Upon arriving in the floating city of Columbia, BioShock Infinite's protagonist Booker DeWitt finds himself hunted by authorities who've spent years stoking xenophobic paranoia. Their desperate witness descriptions spiral into absurdity—depicting DeWitt as everything from a mixed-race dwarf to a mustachioed anarchist with comically exaggerated features.
This satirical detail brilliantly exposes Columbia's crumbling belief systems—a theme that resurfaced during Xbox's showcase for Clockwork Revolution. While trading Columbia's skies for mud-churned streets, InXile's steampunk RPG similarly depicts societal fractures through unreliable narration.

The parallels extend beyond aesthetics—both games employ exaggerated witness testimony. But where BioShock critiqued prejudice, Clockwork Revolution showcases its flexible character creation. This isn't just another shooter; it's a full-blooded RPG where background choices (like being a streetwise Gearsmith or scholarly Bookwarden) ripple across timelines.
Clockwork Revolution shares more DNA with Obsidian's The Outer Worlds 2 than Ken Levine's work. Both emphasize reactive storytelling through traits like "Steam Whisperer" or deliberately choosing the "Dumb" perk—letting players fix computers with canned meats when conventional solutions fail.
The games' vibrantly caricatured worlds—where mechanical constables scrutinize your charisma points—embrace RPG chaos. Case in point: provoking a shopkeeper until he brains his assistant with a candlestick while quipping about ocular proof.

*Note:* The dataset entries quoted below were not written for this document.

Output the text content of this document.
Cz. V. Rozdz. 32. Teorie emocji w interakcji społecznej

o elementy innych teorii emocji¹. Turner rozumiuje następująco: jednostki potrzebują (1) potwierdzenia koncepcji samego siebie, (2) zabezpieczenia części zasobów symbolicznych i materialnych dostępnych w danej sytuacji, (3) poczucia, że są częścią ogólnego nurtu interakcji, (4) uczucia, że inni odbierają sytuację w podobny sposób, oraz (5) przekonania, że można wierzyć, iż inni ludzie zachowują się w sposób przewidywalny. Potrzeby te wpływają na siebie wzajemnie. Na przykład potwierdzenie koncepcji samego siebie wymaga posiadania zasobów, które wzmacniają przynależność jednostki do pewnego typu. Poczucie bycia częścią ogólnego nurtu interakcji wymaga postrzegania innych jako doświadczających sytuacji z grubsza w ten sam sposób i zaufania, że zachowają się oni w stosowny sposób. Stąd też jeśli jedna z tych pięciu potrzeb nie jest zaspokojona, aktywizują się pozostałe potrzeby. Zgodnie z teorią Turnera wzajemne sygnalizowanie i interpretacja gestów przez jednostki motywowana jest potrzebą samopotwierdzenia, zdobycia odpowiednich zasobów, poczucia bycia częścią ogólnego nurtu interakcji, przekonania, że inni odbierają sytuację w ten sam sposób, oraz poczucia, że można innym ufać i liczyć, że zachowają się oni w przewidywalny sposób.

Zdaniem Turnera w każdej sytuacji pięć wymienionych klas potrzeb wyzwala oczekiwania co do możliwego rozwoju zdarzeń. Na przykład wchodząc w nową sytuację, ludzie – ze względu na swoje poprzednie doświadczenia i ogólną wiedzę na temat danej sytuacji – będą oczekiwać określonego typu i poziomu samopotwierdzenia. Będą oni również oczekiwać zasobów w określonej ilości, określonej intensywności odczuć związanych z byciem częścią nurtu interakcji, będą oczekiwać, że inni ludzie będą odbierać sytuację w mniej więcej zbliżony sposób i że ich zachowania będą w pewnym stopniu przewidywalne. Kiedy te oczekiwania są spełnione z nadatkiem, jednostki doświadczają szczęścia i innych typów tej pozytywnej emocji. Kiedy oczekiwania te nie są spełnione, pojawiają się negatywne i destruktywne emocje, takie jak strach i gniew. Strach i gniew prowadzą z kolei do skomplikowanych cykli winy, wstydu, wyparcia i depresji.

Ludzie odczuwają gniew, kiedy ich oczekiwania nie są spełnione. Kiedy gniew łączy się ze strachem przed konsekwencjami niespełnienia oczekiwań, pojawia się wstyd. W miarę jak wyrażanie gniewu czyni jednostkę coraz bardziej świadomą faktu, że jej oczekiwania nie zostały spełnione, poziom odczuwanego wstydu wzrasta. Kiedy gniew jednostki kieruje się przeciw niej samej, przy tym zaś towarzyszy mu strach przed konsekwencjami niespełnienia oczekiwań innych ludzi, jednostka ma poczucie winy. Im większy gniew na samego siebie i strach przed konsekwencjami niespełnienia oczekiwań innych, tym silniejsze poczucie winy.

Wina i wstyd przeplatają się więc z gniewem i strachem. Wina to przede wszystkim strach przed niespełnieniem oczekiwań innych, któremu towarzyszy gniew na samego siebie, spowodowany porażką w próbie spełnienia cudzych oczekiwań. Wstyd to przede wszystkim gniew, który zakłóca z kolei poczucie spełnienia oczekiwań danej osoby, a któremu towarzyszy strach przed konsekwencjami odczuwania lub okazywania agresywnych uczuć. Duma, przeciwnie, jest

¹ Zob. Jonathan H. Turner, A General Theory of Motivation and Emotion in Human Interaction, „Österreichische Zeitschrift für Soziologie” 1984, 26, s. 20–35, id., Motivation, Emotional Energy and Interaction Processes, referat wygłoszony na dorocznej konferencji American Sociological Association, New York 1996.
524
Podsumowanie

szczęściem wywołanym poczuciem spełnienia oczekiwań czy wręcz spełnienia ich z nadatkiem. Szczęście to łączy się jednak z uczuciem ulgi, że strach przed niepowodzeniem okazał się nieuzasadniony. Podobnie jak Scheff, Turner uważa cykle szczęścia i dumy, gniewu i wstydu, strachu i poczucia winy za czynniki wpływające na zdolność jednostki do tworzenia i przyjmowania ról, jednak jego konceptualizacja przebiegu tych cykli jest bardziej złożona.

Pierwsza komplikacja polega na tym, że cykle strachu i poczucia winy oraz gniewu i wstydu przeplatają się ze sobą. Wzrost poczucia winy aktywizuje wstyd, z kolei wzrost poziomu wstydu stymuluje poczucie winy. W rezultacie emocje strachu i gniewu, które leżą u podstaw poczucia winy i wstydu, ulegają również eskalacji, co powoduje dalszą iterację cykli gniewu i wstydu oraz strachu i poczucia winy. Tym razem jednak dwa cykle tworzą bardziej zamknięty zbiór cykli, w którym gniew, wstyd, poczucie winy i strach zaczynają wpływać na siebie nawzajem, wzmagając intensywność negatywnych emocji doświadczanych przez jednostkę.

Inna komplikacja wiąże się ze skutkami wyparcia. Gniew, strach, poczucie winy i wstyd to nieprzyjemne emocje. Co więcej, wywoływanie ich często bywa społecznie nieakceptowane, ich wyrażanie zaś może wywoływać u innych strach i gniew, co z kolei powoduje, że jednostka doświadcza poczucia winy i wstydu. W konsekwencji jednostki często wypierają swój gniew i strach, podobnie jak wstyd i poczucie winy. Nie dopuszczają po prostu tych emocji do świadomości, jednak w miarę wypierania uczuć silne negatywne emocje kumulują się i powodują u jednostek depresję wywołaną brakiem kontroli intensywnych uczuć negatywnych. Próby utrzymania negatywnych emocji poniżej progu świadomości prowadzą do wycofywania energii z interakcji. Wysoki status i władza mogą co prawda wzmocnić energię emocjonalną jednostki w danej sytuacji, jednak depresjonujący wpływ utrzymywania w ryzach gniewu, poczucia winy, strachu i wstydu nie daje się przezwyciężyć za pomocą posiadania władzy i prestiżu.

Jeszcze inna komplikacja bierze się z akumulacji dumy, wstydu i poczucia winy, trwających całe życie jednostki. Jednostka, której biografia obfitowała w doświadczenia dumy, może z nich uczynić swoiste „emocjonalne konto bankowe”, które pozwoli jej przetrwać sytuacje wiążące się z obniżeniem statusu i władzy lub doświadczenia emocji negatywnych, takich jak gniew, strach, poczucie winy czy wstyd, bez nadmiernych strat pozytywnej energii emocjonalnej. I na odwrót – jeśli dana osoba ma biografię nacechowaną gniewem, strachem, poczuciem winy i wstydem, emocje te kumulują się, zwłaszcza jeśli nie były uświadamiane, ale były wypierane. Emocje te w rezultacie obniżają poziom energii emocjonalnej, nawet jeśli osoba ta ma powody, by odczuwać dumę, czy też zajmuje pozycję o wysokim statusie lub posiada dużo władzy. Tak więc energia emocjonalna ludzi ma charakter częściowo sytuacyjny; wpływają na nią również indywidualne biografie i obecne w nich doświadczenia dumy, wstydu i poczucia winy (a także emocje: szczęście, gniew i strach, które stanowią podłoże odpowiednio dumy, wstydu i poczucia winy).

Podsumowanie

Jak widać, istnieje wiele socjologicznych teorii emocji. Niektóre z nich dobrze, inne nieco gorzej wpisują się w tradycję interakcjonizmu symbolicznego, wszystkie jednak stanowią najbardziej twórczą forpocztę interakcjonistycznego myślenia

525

While not everyone will appreciate musical swords that reward rhythmic combat, these games make eccentricity optional. That freedom—whether creating a silver-tongued rogue who alarms robot detectives or embracing glorious failure—keeps the genre vibrant. Personally? I'll be crafting Clockwork Revolution's most suspiciously charismatic criminal while enjoying every knowingly ridiculous moment.